Business

Senate Democrats propose penalties for Federal Reserve officials who don’t follow ethics code

Senate Democrats unveiled legislation that would impose penalties on senior officials at the Federal Reserve who trade individual stocks as the central bank faces immense scrutiny over a recent scandal involving stock trades made by senior staff. 

Sen. Sherrod Brown (D-OH), chair of the Senate Banking, Housing, and Urban Affairs Committees, joined Sens. Kirsten Gillibrand (D-NY), Jeff Merkley (D-OR), and Raphael Warnock (D-GA) in introducing the bill on Wednesday.

Under the proposed legislation, the government would put into law ethics rules recently announced by the central bank that bar top Federal Reserve officials from trading individual stocks.
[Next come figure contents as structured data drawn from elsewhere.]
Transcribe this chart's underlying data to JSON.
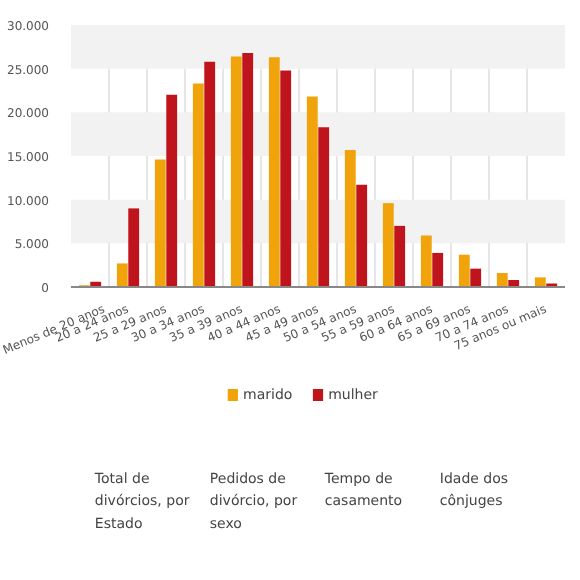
{
  "chart_data": {
    "type": "bar",
    "categories": [
      "Menos de 20 anos",
      "20 a 24 anos",
      "25 a 29 anos",
      "30 a 34 anos",
      "35 a 39 anos",
      "40 a 44 anos",
      "45 a 49 anos",
      "50 a 54 anos",
      "55 a 59 anos",
      "60 a 64 anos",
      "65 a 69 anos",
      "70 a 74 anos",
      "75 anos ou mais"
    ],
    "series": [
      {
        "name": "marido",
        "color": "#f0a30a",
        "values": [
          200,
          2700,
          14600,
          23300,
          26400,
          26300,
          21800,
          15700,
          9600,
          5900,
          3700,
          1600,
          1100
        ]
      },
      {
        "name": "mulher",
        "color": "#c0141c",
        "values": [
          600,
          9000,
          22000,
          25800,
          26800,
          24800,
          18300,
          11700,
          7000,
          3900,
          2100,
          800,
          400
        ]
      }
    ],
    "ylim": [
      0,
      30000
    ],
    "yticks": [
      0,
      {
        "value": 5000,
        "label": "5.000"
      },
      {
        "value": 10000,
        "label": "10.000"
      },
      {
        "value": 15000,
        "label": "15.000"
      },
      {
        "value": 20000,
        "label": "20.000"
      },
      {
        "value": 25000,
        "label": "25.000"
      },
      {
        "value": 30000,
        "label": "30.000"
      }
    ],
    "grid": true,
    "legend": "bottom",
    "annotations": [
      "Total de divórcios, por Estado",
      "Pedidos de divórcio, por sexo",
      "Tempo de casamento",
      "Idade dos cônjuges"
    ]
  }
}
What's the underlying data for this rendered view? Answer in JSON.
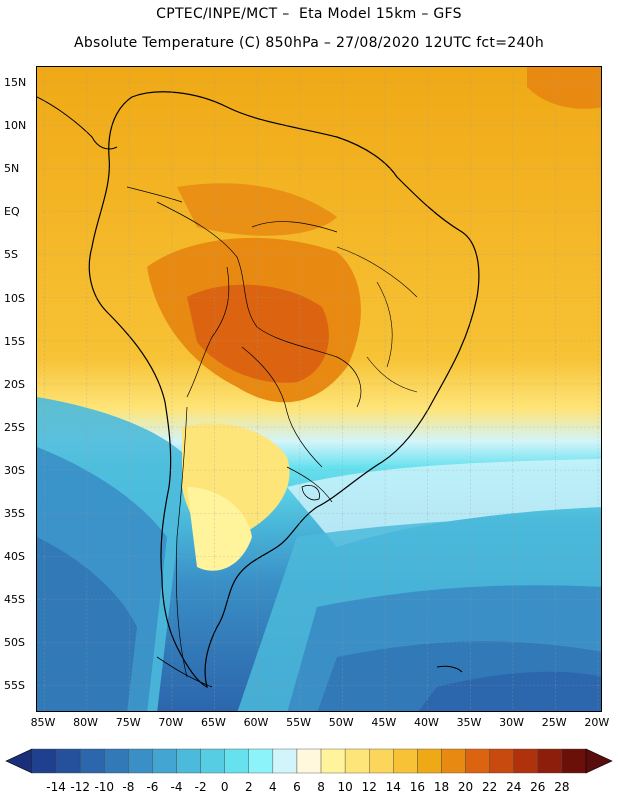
{
  "header": {
    "line1": "CPTEC/INPE/MCT –  Eta Model 15km – GFS",
    "line2": "Absolute Temperature (C) 850hPa – 27/08/2020 12UTC fct=240h"
  },
  "map": {
    "lat_labels": [
      "15N",
      "10N",
      "5N",
      "EQ",
      "5S",
      "10S",
      "15S",
      "20S",
      "25S",
      "30S",
      "35S",
      "40S",
      "45S",
      "50S",
      "55S"
    ],
    "lon_labels": [
      "85W",
      "80W",
      "75W",
      "70W",
      "65W",
      "60W",
      "55W",
      "50W",
      "45W",
      "40W",
      "35W",
      "30W",
      "25W",
      "20W"
    ]
  },
  "colorbar": {
    "labels": [
      "-14",
      "-12",
      "-10",
      "-8",
      "-6",
      "-4",
      "-2",
      "0",
      "2",
      "4",
      "6",
      "8",
      "10",
      "12",
      "14",
      "16",
      "18",
      "20",
      "22",
      "24",
      "26",
      "28"
    ],
    "colors": [
      "#1f3f8f",
      "#24509c",
      "#2c66ad",
      "#3279b8",
      "#3a8fc6",
      "#42a5d2",
      "#4bbadb",
      "#57cde4",
      "#66e1ee",
      "#8cf3fb",
      "#d2f4fb",
      "#fff8dc",
      "#fff39b",
      "#fee57a",
      "#fcd65a",
      "#f7c235",
      "#f0a916",
      "#e88a12",
      "#dc6410",
      "#c94a0e",
      "#b0320c",
      "#8e1e0c",
      "#6a1008"
    ],
    "under_color": "#1a2f7a",
    "over_color": "#5a0d0d"
  }
}
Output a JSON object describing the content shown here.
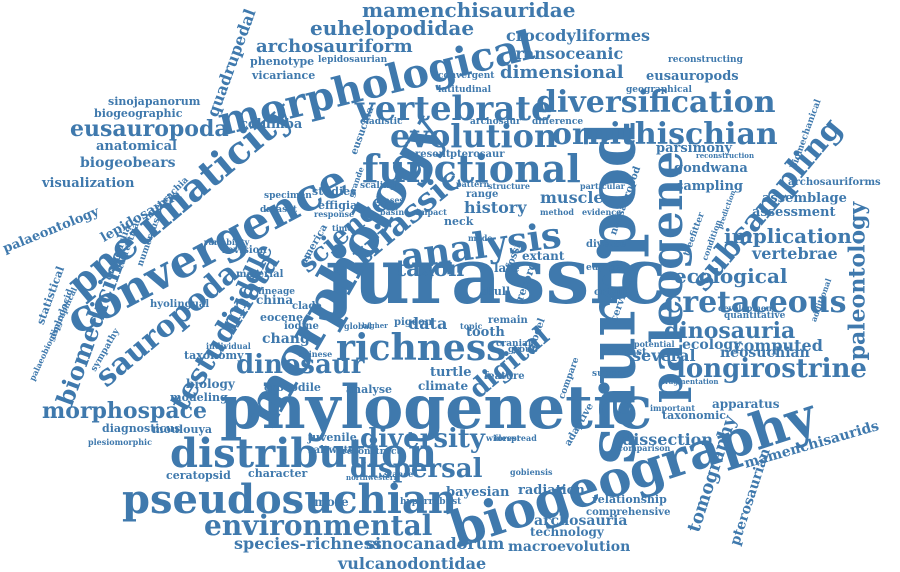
{
  "colors": {
    "primary": "#3f79ad",
    "background": "#ffffff"
  },
  "words": [
    "jurassic",
    "phylogenetic",
    "sauropod",
    "biogeography",
    "morphology",
    "paleogene",
    "convergence",
    "pneumaticity",
    "pseudosuchian",
    "distribution",
    "morphological",
    "functional",
    "vertebrate",
    "diversification",
    "evolution",
    "analysis",
    "triassic",
    "richness",
    "environmental",
    "ornithischian",
    "subsampling",
    "cretaceous",
    "sauropoda",
    "testudinata",
    "dinosaur",
    "digital",
    "diversity",
    "dispersal",
    "longirostrine",
    "dinosauria",
    "paleontology",
    "eusauropoda",
    "morphospace",
    "biomedicine",
    "science",
    "middle",
    "taxon",
    "ecological",
    "implication",
    "tomography",
    "mamenchisauridae",
    "euhelopodidae",
    "archosauriform",
    "crocodyliformes",
    "transoceanic",
    "dimensional",
    "eusauropods",
    "quadrupedal",
    "history",
    "muscle",
    "vertebrae",
    "computed",
    "ecology",
    "neosuchian",
    "several",
    "species-richness",
    "sinocanadorum",
    "vulcanodontidae",
    "macroevolution",
    "mamenchisaurids",
    "archosauria",
    "technology",
    "pterosaurian",
    "dissection",
    "gondwana",
    "parsimony",
    "sampling",
    "assessment",
    "assemblage",
    "palaeontology",
    "biogeobears",
    "anatomical",
    "visualization",
    "columba",
    "biogeographic",
    "sinojapanorum",
    "lepidosauria",
    "statistical",
    "biology",
    "taxonomy",
    "modeling",
    "diagnosticus",
    "moulouya",
    "ceratopsid",
    "character",
    "bayesian",
    "radiation",
    "juvenile",
    "crocodile",
    "analyse",
    "climate",
    "turtle",
    "tooth",
    "data",
    "change",
    "china",
    "eocene",
    "extant",
    "late",
    "skull",
    "record",
    "neck",
    "studies",
    "effigia",
    "america",
    "material",
    "iodine",
    "relationship",
    "comprehensive",
    "saltwater",
    "more",
    "apparatus",
    "taxonomic",
    "fossil",
    "neosauropod",
    "cervical",
    "clade",
    "lineage",
    "biomechanical",
    "archosauriforms",
    "reconstructing",
    "geographical",
    "phenotype",
    "lepidosaurian",
    "vicariance",
    "convergent",
    "latitudinal",
    "archosaur",
    "cladistic",
    "eusuchia",
    "present",
    "pterosaur",
    "difference",
    "dataset",
    "specimen",
    "scaling",
    "response",
    "pattern",
    "structure",
    "method",
    "biases",
    "basin",
    "impact",
    "time",
    "grande",
    "hyolingual",
    "crocodylia",
    "terrestrial",
    "numerous",
    "antebrachia",
    "sympathy",
    "diplodocid",
    "plesiomorphic",
    "palaeobiogeographical",
    "revision",
    "variability",
    "individual",
    "chinese",
    "global",
    "contrast",
    "potential",
    "origin",
    "europe",
    "diverse",
    "quantitative",
    "development",
    "additional",
    "important",
    "comparison",
    "treefitter",
    "condition",
    "widespread",
    "reconstruct",
    "northwestern",
    "hyperrobust",
    "gobiensis",
    "adaptive",
    "compare",
    "feature",
    "support",
    "stance",
    "group",
    "cranial",
    "remain",
    "pigeon",
    "topic",
    "higher",
    "model",
    "mode",
    "forest",
    "range",
    "particular",
    "evidence",
    "reconstruction",
    "prediction",
    "fragmentation"
  ]
}
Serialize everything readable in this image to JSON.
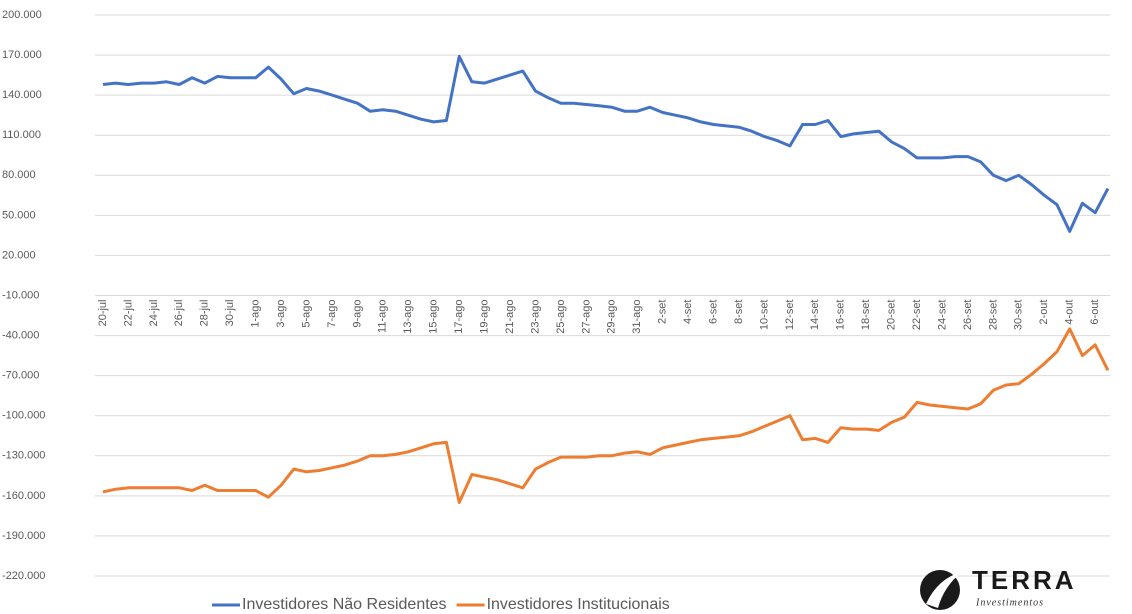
{
  "chart_data": {
    "type": "line",
    "categories": [
      "20-jul",
      null,
      "22-jul",
      null,
      "24-jul",
      null,
      "26-jul",
      null,
      "28-jul",
      null,
      "30-jul",
      null,
      "1-ago",
      null,
      "3-ago",
      null,
      "5-ago",
      null,
      "7-ago",
      null,
      "9-ago",
      null,
      "11-ago",
      null,
      "13-ago",
      null,
      "15-ago",
      null,
      "17-ago",
      null,
      "19-ago",
      null,
      "21-ago",
      null,
      "23-ago",
      null,
      "25-ago",
      null,
      "27-ago",
      null,
      "29-ago",
      null,
      "31-ago",
      null,
      "2-set",
      null,
      "4-set",
      null,
      "6-set",
      null,
      "8-set",
      null,
      "10-set",
      null,
      "12-set",
      null,
      "14-set",
      null,
      "16-set",
      null,
      "18-set",
      null,
      "20-set",
      null,
      "22-set",
      null,
      "24-set",
      null,
      "26-set",
      null,
      "28-set",
      null,
      "30-set",
      null,
      "2-out",
      null,
      "4-out",
      null,
      "6-out",
      null
    ],
    "series": [
      {
        "name": "Investidores Não Residentes",
        "color": "#4472c4",
        "values": [
          148000,
          149000,
          148000,
          149000,
          149000,
          150000,
          148000,
          153000,
          149000,
          154000,
          153000,
          153000,
          153000,
          161000,
          152000,
          141000,
          145000,
          143000,
          140000,
          137000,
          134000,
          128000,
          129000,
          128000,
          125000,
          122000,
          120000,
          121000,
          169000,
          150000,
          149000,
          152000,
          155000,
          158000,
          143000,
          138000,
          134000,
          134000,
          133000,
          132000,
          131000,
          128000,
          128000,
          131000,
          127000,
          125000,
          123000,
          120000,
          118000,
          117000,
          116000,
          113000,
          109000,
          106000,
          102000,
          118000,
          118000,
          121000,
          109000,
          111000,
          112000,
          113000,
          105000,
          100000,
          93000,
          93000,
          93000,
          94000,
          94000,
          90000,
          80000,
          76000,
          80000,
          73000,
          65000,
          58000,
          38000,
          59000,
          52000,
          70000
        ]
      },
      {
        "name": "Investidores Institucionais",
        "color": "#ed7d31",
        "values": [
          -157000,
          -155000,
          -154000,
          -154000,
          -154000,
          -154000,
          -154000,
          -156000,
          -152000,
          -156000,
          -156000,
          -156000,
          -156000,
          -161000,
          -152000,
          -140000,
          -142000,
          -141000,
          -139000,
          -137000,
          -134000,
          -130000,
          -130000,
          -129000,
          -127000,
          -124000,
          -121000,
          -120000,
          -165000,
          -144000,
          -146000,
          -148000,
          -151000,
          -154000,
          -140000,
          -135000,
          -131000,
          -131000,
          -131000,
          -130000,
          -130000,
          -128000,
          -127000,
          -129000,
          -124000,
          -122000,
          -120000,
          -118000,
          -117000,
          -116000,
          -115000,
          -112000,
          -108000,
          -104000,
          -100000,
          -118000,
          -117000,
          -120000,
          -109000,
          -110000,
          -110000,
          -111000,
          -105000,
          -101000,
          -90000,
          -92000,
          -93000,
          -94000,
          -95000,
          -91000,
          -81000,
          -77000,
          -76000,
          -69000,
          -61000,
          -52000,
          -35000,
          -55000,
          -47000,
          -66000
        ]
      }
    ],
    "ylim": [
      -220000,
      200000
    ],
    "yticks": [
      {
        "value": 200000,
        "label": "200.000"
      },
      {
        "value": 170000,
        "label": "170.000"
      },
      {
        "value": 140000,
        "label": "140.000"
      },
      {
        "value": 110000,
        "label": "110.000"
      },
      {
        "value": 80000,
        "label": "80.000"
      },
      {
        "value": 50000,
        "label": "50.000"
      },
      {
        "value": 20000,
        "label": "20.000"
      },
      {
        "value": -10000,
        "label": "-10.000"
      },
      {
        "value": -40000,
        "label": "-40.000"
      },
      {
        "value": -70000,
        "label": "-70.000"
      },
      {
        "value": -100000,
        "label": "-100.000"
      },
      {
        "value": -130000,
        "label": "-130.000"
      },
      {
        "value": -160000,
        "label": "-160.000"
      },
      {
        "value": -190000,
        "label": "-190.000"
      },
      {
        "value": -220000,
        "label": "-220.000"
      }
    ],
    "grid": true,
    "legend": "bottom"
  },
  "logo": {
    "name": "TERRA",
    "tagline": "Investimentos"
  }
}
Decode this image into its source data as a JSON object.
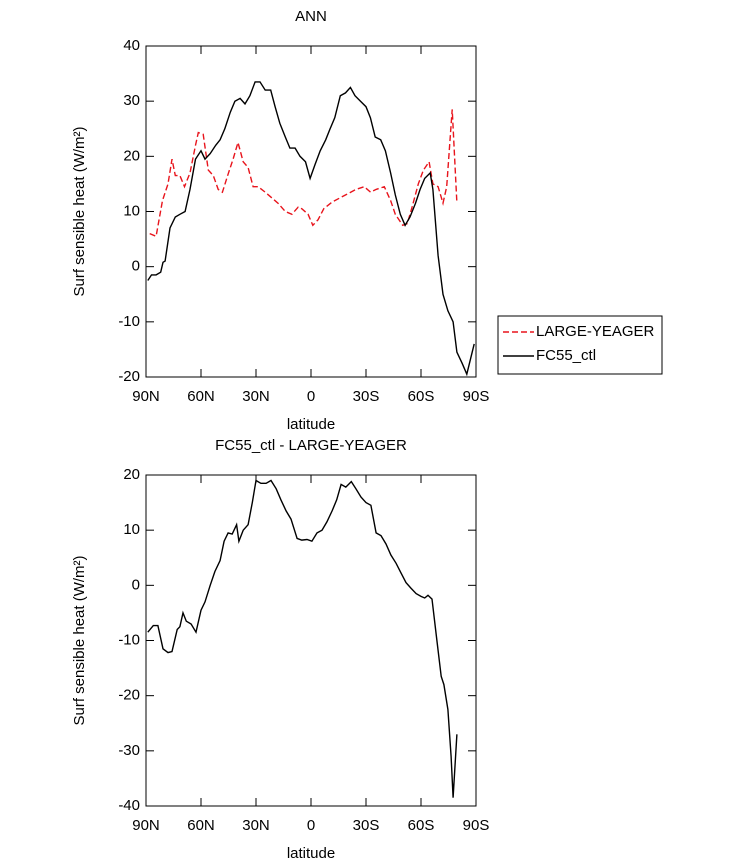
{
  "chart_data": [
    {
      "type": "line",
      "title": "ANN",
      "x_label": "latitude",
      "y_label": "Surf sensible heat (W/m²)",
      "xlim": [
        90,
        -90
      ],
      "ylim": [
        -20,
        40
      ],
      "xticks": [
        {
          "value": 90,
          "label": "90N"
        },
        {
          "value": 60,
          "label": "60N"
        },
        {
          "value": 30,
          "label": "30N"
        },
        0,
        {
          "value": -30,
          "label": "30S"
        },
        {
          "value": -60,
          "label": "60S"
        },
        {
          "value": -90,
          "label": "90S"
        }
      ],
      "yticks": [
        -20,
        -10,
        0,
        10,
        20,
        30,
        40
      ],
      "legend": "right",
      "series": [
        {
          "name": "LARGE-YEAGER",
          "color": "#e8141c",
          "line_style": "dashed",
          "x": [
            88,
            84.5,
            81,
            78,
            75.8,
            74,
            71.5,
            69,
            66,
            63,
            61.5,
            58.8,
            56,
            53.3,
            50.6,
            48.3,
            45,
            42.5,
            39.8,
            37,
            34.3,
            31.6,
            28.8,
            25,
            21.5,
            18,
            14,
            10.4,
            7,
            5,
            1.6,
            -1,
            -3.8,
            -7,
            -11.5,
            -16,
            -20,
            -24.5,
            -29,
            -32.5,
            -35.5,
            -40,
            -43.4,
            -46,
            -50,
            -52.5,
            -55.3,
            -58.5,
            -61.3,
            -64.4,
            -66.5,
            -69.3,
            -72,
            -74,
            -77,
            -79.6
          ],
          "values": [
            6,
            5.5,
            12,
            15,
            19.5,
            16.5,
            16.5,
            14.5,
            17,
            22,
            24.3,
            24,
            17.5,
            16.5,
            14,
            13.5,
            17,
            19.5,
            22.5,
            19,
            18,
            14.5,
            14.5,
            13.5,
            12.5,
            11.5,
            10,
            9.5,
            10.8,
            10.5,
            9.5,
            7.5,
            8.5,
            10.5,
            11.7,
            12.5,
            13.2,
            14,
            14.5,
            13.5,
            14,
            14.5,
            12,
            9.5,
            7.5,
            7.8,
            11,
            15,
            17.5,
            19,
            15,
            14.5,
            11.5,
            14.5,
            28.5,
            11.5
          ]
        },
        {
          "name": "FC55_ctl",
          "color": "#000000",
          "line_style": "solid",
          "x": [
            89,
            87,
            84.5,
            82,
            80.7,
            79.6,
            76.9,
            74,
            71.5,
            68.7,
            66,
            63,
            60,
            57.8,
            55,
            52,
            49.6,
            47,
            44,
            41.5,
            38.7,
            36,
            33.3,
            30.5,
            27.8,
            25,
            22,
            19.6,
            17,
            14,
            11.5,
            8.7,
            6,
            3,
            0.5,
            -2.2,
            -5,
            -8,
            -10.4,
            -13,
            -16,
            -18.8,
            -21.5,
            -24,
            -27,
            -30,
            -32.4,
            -35,
            -38,
            -40.6,
            -43.4,
            -46,
            -48.7,
            -51.3,
            -54,
            -57,
            -59.5,
            -62,
            -65,
            -66.5,
            -69.3,
            -72,
            -74.7,
            -77.5,
            -79.6,
            -82.4,
            -85,
            -89
          ],
          "values": [
            -2.5,
            -1.5,
            -1.5,
            -1,
            0.8,
            1,
            7,
            9,
            9.5,
            10,
            14,
            19.5,
            21,
            19.5,
            20.5,
            22,
            23,
            25,
            28,
            30,
            30.5,
            29.5,
            31,
            33.5,
            33.5,
            32,
            32,
            29,
            26,
            23.5,
            21.5,
            21.5,
            20,
            19,
            16,
            18.5,
            21,
            23,
            25,
            27,
            31,
            31.5,
            32.5,
            31,
            30,
            29,
            27,
            23.5,
            23,
            21,
            17,
            13,
            9.5,
            7.5,
            9,
            11.5,
            14,
            16,
            17,
            14,
            2,
            -5,
            -8,
            -10,
            -15.5,
            -17.5,
            -19.5,
            -14
          ]
        }
      ]
    },
    {
      "type": "line",
      "title": "FC55_ctl - LARGE-YEAGER",
      "x_label": "latitude",
      "y_label": "Surf sensible heat (W/m²)",
      "xlim": [
        90,
        -90
      ],
      "ylim": [
        -40,
        20
      ],
      "xticks": [
        {
          "value": 90,
          "label": "90N"
        },
        {
          "value": 60,
          "label": "60N"
        },
        {
          "value": 30,
          "label": "30N"
        },
        0,
        {
          "value": -30,
          "label": "30S"
        },
        {
          "value": -60,
          "label": "60S"
        },
        {
          "value": -90,
          "label": "90S"
        }
      ],
      "yticks": [
        -40,
        -30,
        -20,
        -10,
        0,
        10,
        20
      ],
      "series": [
        {
          "color": "#000000",
          "line_style": "solid",
          "x": [
            89,
            86,
            83.5,
            80.7,
            78,
            75.8,
            73,
            71.5,
            69.8,
            68,
            65.4,
            62.7,
            60,
            57.8,
            55,
            52.4,
            49.6,
            47.4,
            45.2,
            43,
            40.6,
            39.3,
            37,
            34.3,
            32,
            30,
            27.3,
            24.5,
            21.8,
            19,
            16.4,
            13.6,
            10.9,
            7.6,
            5,
            2.2,
            -0.5,
            -3.3,
            -6,
            -8.7,
            -11.5,
            -14,
            -16.4,
            -19,
            -22,
            -24.5,
            -27.3,
            -30,
            -32.7,
            -35.5,
            -38.2,
            -40.9,
            -43.6,
            -46.4,
            -49,
            -51.8,
            -54.5,
            -57.3,
            -60,
            -62,
            -63.8,
            -66,
            -68.7,
            -71,
            -72.5,
            -74.7,
            -76.4,
            -77.5,
            -79.6
          ],
          "values": [
            -8.5,
            -7.3,
            -7.3,
            -11.5,
            -12.2,
            -12,
            -8,
            -7.5,
            -5,
            -6.5,
            -7,
            -8.5,
            -4.5,
            -3,
            0,
            2.5,
            4.5,
            8,
            9.5,
            9.3,
            11,
            8,
            10,
            11,
            15,
            19,
            18.5,
            18.5,
            19,
            17.5,
            15.5,
            13.5,
            12,
            8.5,
            8.2,
            8.3,
            8,
            9.5,
            10,
            11.5,
            13.5,
            15.5,
            18.3,
            17.8,
            18.8,
            17.5,
            16,
            15,
            14.5,
            9.5,
            9,
            7.5,
            5.5,
            4,
            2.3,
            0.5,
            -0.5,
            -1.5,
            -2,
            -2.3,
            -1.8,
            -2.5,
            -10,
            -16.5,
            -18,
            -22.5,
            -31,
            -38.5,
            -27
          ]
        }
      ]
    }
  ]
}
Officials would still be able to invest in diversified mutual funds, investment trusts, and U.S. treasuries, however.

The legislation also seeks to require presidents, vice presidents, and directors at the regional Fed banks to make the same public annual and periodic financial disclosures as Fed governors, a summary of the bill released the senators said.

The bill states that those who violate those requirements would be subject to civil penalties of at least 10 percent of the value of the investment that was purchased or sold.

The legislation comes after the central bank has weathered a wave of criticism in recent weeks after reports emerged of stock trades made by leaders at the Fed’s banks in Dallas and Boston last year.

At the time, a report from The Wall Street Journal found that Dallas President Robert Kaplan had traded stocks in a number of companies, including Apple Inc., Alibaba Group Holding Ltd. and Amazon.com Inc. Some of his trades reportedly reached well into the seven-figure range. 

The report also detailed multiple real estate investments made by Boston President Eric Rosengren.

Though both said then that their actions complied with ethics rules, they later announced retirement last month after vowing to divest their assets to avoid the appearance of any conflict of interest.